More than 48 hours after the last heavy snowfall in London, angry passengers with tickets turned up at Heathrow airport only to be turned away from the already overcrowded hub. All short-haul flights had been cancelled and only one runway was in operation for the few flights that managed to take leave. The airport operator said that no more than one third of scheduled flights would be allowed to leave or land at the airport until at least 0600GMT on Wednesday. Officials warned that despite relaxation of night-flight operations in an effort to loosen the backlog it might take until after Christmas to do so, and perhaps longer if more snow falls.
The chaos at Heathrow had a knock-on effect in other international hubs where stranded passengers began to accept the possibility of not being with their loved ones over the Christmas period.
“My daughter is coming home and I don’t see her very often and she’s coming home to an empty house and it’s just devastating,” said 64-year-old Vivian Crosby, of Cambridge, England, stranded at New Jersey’s Newark airport.
Others expressed disbelief that such a short burst of snow could have such a great impact. Scott Kirker, from Philadelphia, had hoped to travel to Singapore via London to see his parents for Christmas but his flight was cancelled.
“We keep being told that London never has snow, it’s never a problem! It’s a major inconvenience for a lot of people,” he said from Newark.
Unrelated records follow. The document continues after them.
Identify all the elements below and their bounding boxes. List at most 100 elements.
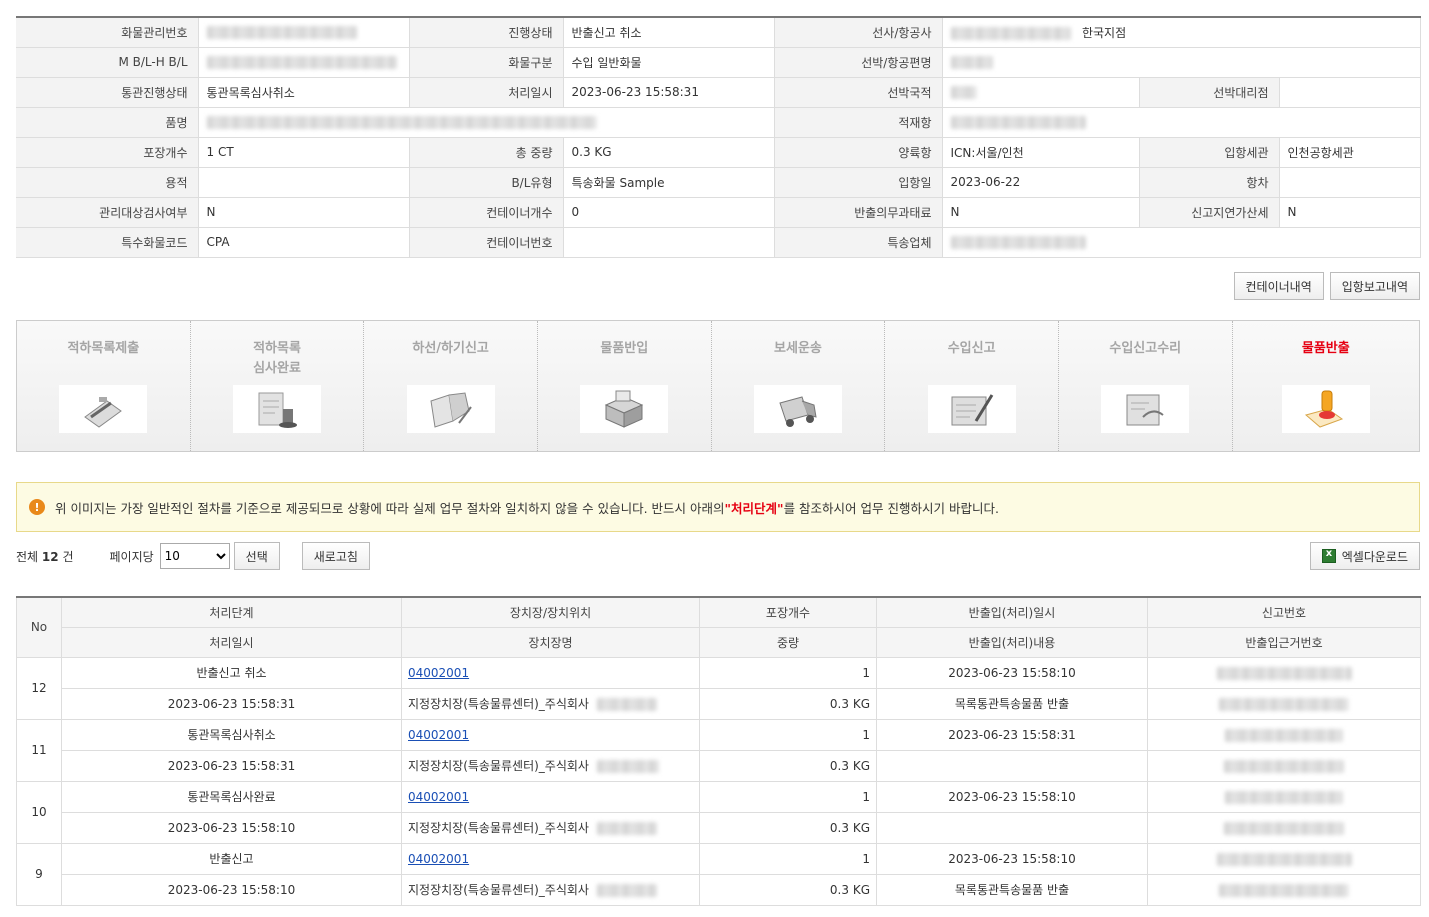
row-warehouse: 04002001: [401, 656, 700, 689]
special-code-label: 특수화물코드: [16, 227, 198, 258]
row-step: 통관목록심사취소: [61, 718, 402, 751]
row-io-content: 목록통관특송물품 반출: [876, 687, 1148, 720]
warehouse-code-link[interactable]: 04002001: [408, 790, 469, 804]
row-no: 9: [16, 842, 62, 906]
open-book-icon: [406, 385, 495, 433]
row-proc-date: 2023-06-23 15:58:10: [61, 811, 402, 844]
step-import-approval: 수입신고수리: [1058, 321, 1233, 451]
row-warehouse-name: 지정장치장(특송물류센터)_주식회사: [401, 687, 700, 720]
step-label: 물품반입: [600, 341, 649, 356]
col-step: 처리단계: [61, 597, 402, 628]
entry-date-label: 입항일: [774, 167, 942, 198]
mbl-value: [197, 47, 410, 78]
release-duty-value: N: [941, 197, 1140, 228]
container-no-value: [562, 227, 775, 258]
table-row: 9 반출신고 04002001 1 2023-06-23 15:58:10: [16, 842, 1421, 906]
table-row: 2023-06-23 15:58:31 지정장치장(특송물류센터)_주식회사 0…: [17, 749, 1421, 782]
table-head-row: No 처리단계 장치장/장치위치 포장개수 반출입(처리)일시 신고번호: [16, 597, 1421, 658]
row-weight: 0.3 KG: [699, 687, 877, 720]
weight-value: 0.3 KG: [562, 137, 775, 168]
notice-highlight: "처리단계": [724, 500, 784, 516]
row-warehouse-name: 지정장치장(특송물류센터)_주식회사: [401, 811, 700, 844]
row-io-content: [876, 749, 1148, 782]
step-bonded-transport: 보세운송: [711, 321, 886, 451]
inspect-label: 관리대상검사여부: [16, 197, 198, 228]
step-manifest-submit: 적하목록제출: [17, 321, 191, 451]
agent-label: 선박대리점: [1139, 77, 1279, 108]
bl-type-value: 특송화물 Sample: [562, 167, 775, 198]
table-row: 12 반출신고 취소 04002001 1 2023-06-23 15:58:1…: [16, 656, 1421, 720]
row-warehouse: 04002001: [401, 842, 700, 875]
row-pkg: 1: [699, 780, 877, 813]
unloading-port-label: 양륙항: [774, 137, 942, 168]
row-warehouse: 04002001: [401, 780, 700, 813]
row-io-basis: [1147, 687, 1421, 720]
warehouse-code-link[interactable]: 04002001: [408, 666, 469, 680]
volume-value: [197, 167, 410, 198]
cargo-type-value: 수입 일반화물: [562, 47, 775, 78]
notice-text-before: 위 이미지는 가장 일반적인 절차를 기준으로 제공되므로 상황에 따라 실제 …: [55, 500, 725, 516]
step-label: 하선/하기신고: [412, 341, 489, 356]
excel-download-button[interactable]: 엑셀다운로드: [1309, 542, 1420, 570]
pkg-value: 1 CT: [197, 137, 410, 168]
step-label-line2: 심사완료: [253, 361, 301, 376]
cargo-tracking-page: 화물관리번호 진행상태 반출신고 취소 선사/항공사 한국지점 M B/L-H …: [16, 16, 1421, 906]
special-code-value: CPA: [197, 227, 410, 258]
per-page-select[interactable]: 10: [159, 543, 230, 569]
per-page-label: 페이지당: [109, 549, 154, 564]
container-history-button[interactable]: 컨테이너내역: [1233, 272, 1324, 300]
approval-document-icon: [1101, 385, 1190, 433]
container-cnt-value: 0: [562, 197, 775, 228]
nationality-value: [941, 77, 1140, 108]
item-label: 품명: [16, 107, 198, 138]
pkg-label: 포장개수: [16, 137, 198, 168]
signing-document-icon: [927, 385, 1016, 433]
col-proc-date: 처리일시: [61, 627, 402, 658]
cargo-info-table: 화물관리번호 진행상태 반출신고 취소 선사/항공사 한국지점 M B/L-H …: [16, 16, 1421, 258]
customs-status-value: 통관목록심사취소: [197, 77, 410, 108]
info-button-row: 컨테이너내역 입항보고내역: [1233, 272, 1420, 300]
loading-port-label: 적재항: [774, 107, 942, 138]
status-label: 진행상태: [409, 17, 563, 48]
truck-icon: [753, 385, 842, 433]
step-manifest-review: 적하목록 심사완료: [190, 321, 365, 451]
list-controls: 전체 12 건 페이지당 10 선택 새로고침 엑셀다운로드: [16, 542, 1420, 570]
step-label: 수입신고수리: [1109, 341, 1182, 356]
row-io-basis: [1147, 873, 1421, 906]
row-io-content: 목록통관특송물품 반출: [876, 873, 1148, 906]
step-goods-release: 물품반출: [1232, 321, 1420, 451]
customs-status-label: 통관진행상태: [16, 77, 198, 108]
row-step: 반출신고: [61, 842, 402, 875]
row-pkg: 1: [699, 718, 877, 751]
col-report-no: 신고번호: [1147, 597, 1421, 628]
table-row: 2023-06-23 15:58:10 지정장치장(특송물류센터)_주식회사 0…: [17, 811, 1421, 844]
refresh-button[interactable]: 새로고침: [301, 542, 370, 570]
select-button[interactable]: 선택: [233, 542, 280, 570]
warehouse-code-link[interactable]: 04002001: [408, 852, 469, 866]
row-proc-date: 2023-06-23 15:58:31: [61, 749, 402, 782]
proc-date-label: 처리일시: [409, 77, 563, 108]
row-report-no: [1147, 842, 1421, 875]
row-io-basis: [1147, 749, 1421, 782]
table-row: 10 통관목록심사완료 04002001 1 2023-06-23 15:58:…: [16, 780, 1421, 844]
col-warehouse-name: 장치장명: [401, 627, 700, 658]
row-no: 11: [16, 718, 62, 782]
step-label: 물품반출: [1301, 341, 1350, 356]
container-cnt-label: 컨테이너개수: [409, 197, 563, 228]
row-io-basis: [1147, 811, 1421, 844]
total-count: 전체 12 건: [16, 549, 74, 564]
table-row: 2023-06-23 15:58:31 지정장치장(특송물류센터)_주식회사 0…: [17, 687, 1421, 720]
row-proc-date: 2023-06-23 15:58:10: [61, 873, 402, 906]
table-head-row-2: 처리일시 장치장명 중량 반출입(처리)내용 반출입근거번호: [17, 627, 1421, 658]
status-value: 반출신고 취소: [562, 17, 775, 48]
col-pkg: 포장개수: [699, 597, 877, 628]
step-goods-intake: 물품반입: [537, 321, 712, 451]
warehouse-code-link[interactable]: 04002001: [408, 728, 469, 742]
row-weight: 0.3 KG: [699, 811, 877, 844]
entry-report-button[interactable]: 입항보고내역: [1329, 272, 1420, 300]
table-row: 11 통관목록심사취소 04002001 1 2023-06-23 15:58:…: [16, 718, 1421, 782]
row-report-no: [1147, 718, 1421, 751]
volume-label: 용적: [16, 167, 198, 198]
release-duty-label: 반출의무과태료: [774, 197, 942, 228]
entry-customs-label: 입항세관: [1139, 137, 1279, 168]
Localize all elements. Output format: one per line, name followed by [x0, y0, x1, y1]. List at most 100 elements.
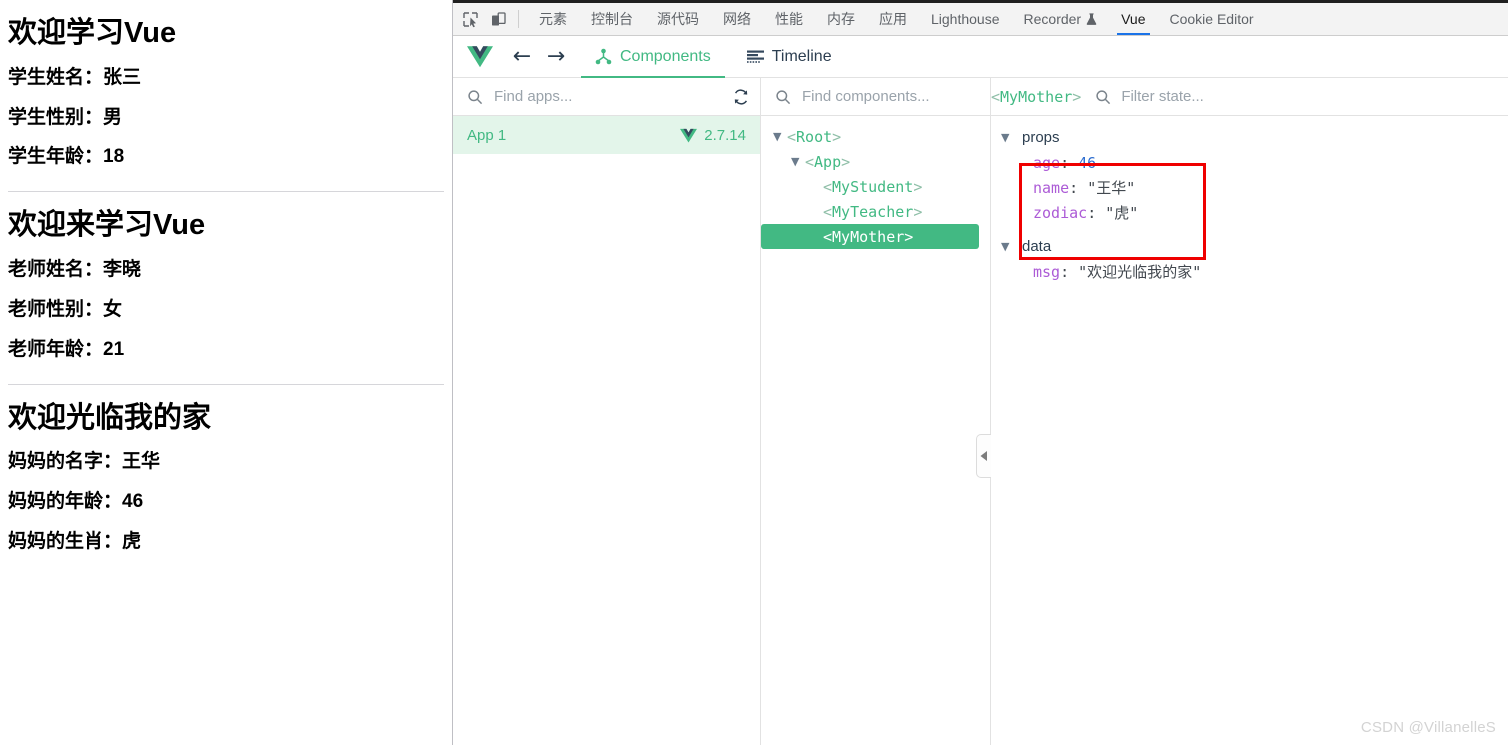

Travellers’ frustration was summed up by London Mayor Boris Johnson: “It can’t be beyond the wit of man surely to find the shovels, the diggers, the snowploughs or whatever it takes to clear the snow out from under the planes, to get the planes moving and to have more than one runway going,” he said late on Monday.
Airport operators explained that the sheer volume of snow - five inches in just one hour on Saturday - led to extensive ice buildup around aircraft on the ground and that safety concerns remained their priority.
The treacherous conditions are costing British Airways some £65m (£100m; 75m euros) a day, analysts say, and the weather is severely impacting UK business in general: the number of customers in UK shops is down 25% at what is normally one of the most intense shopping periods of the year.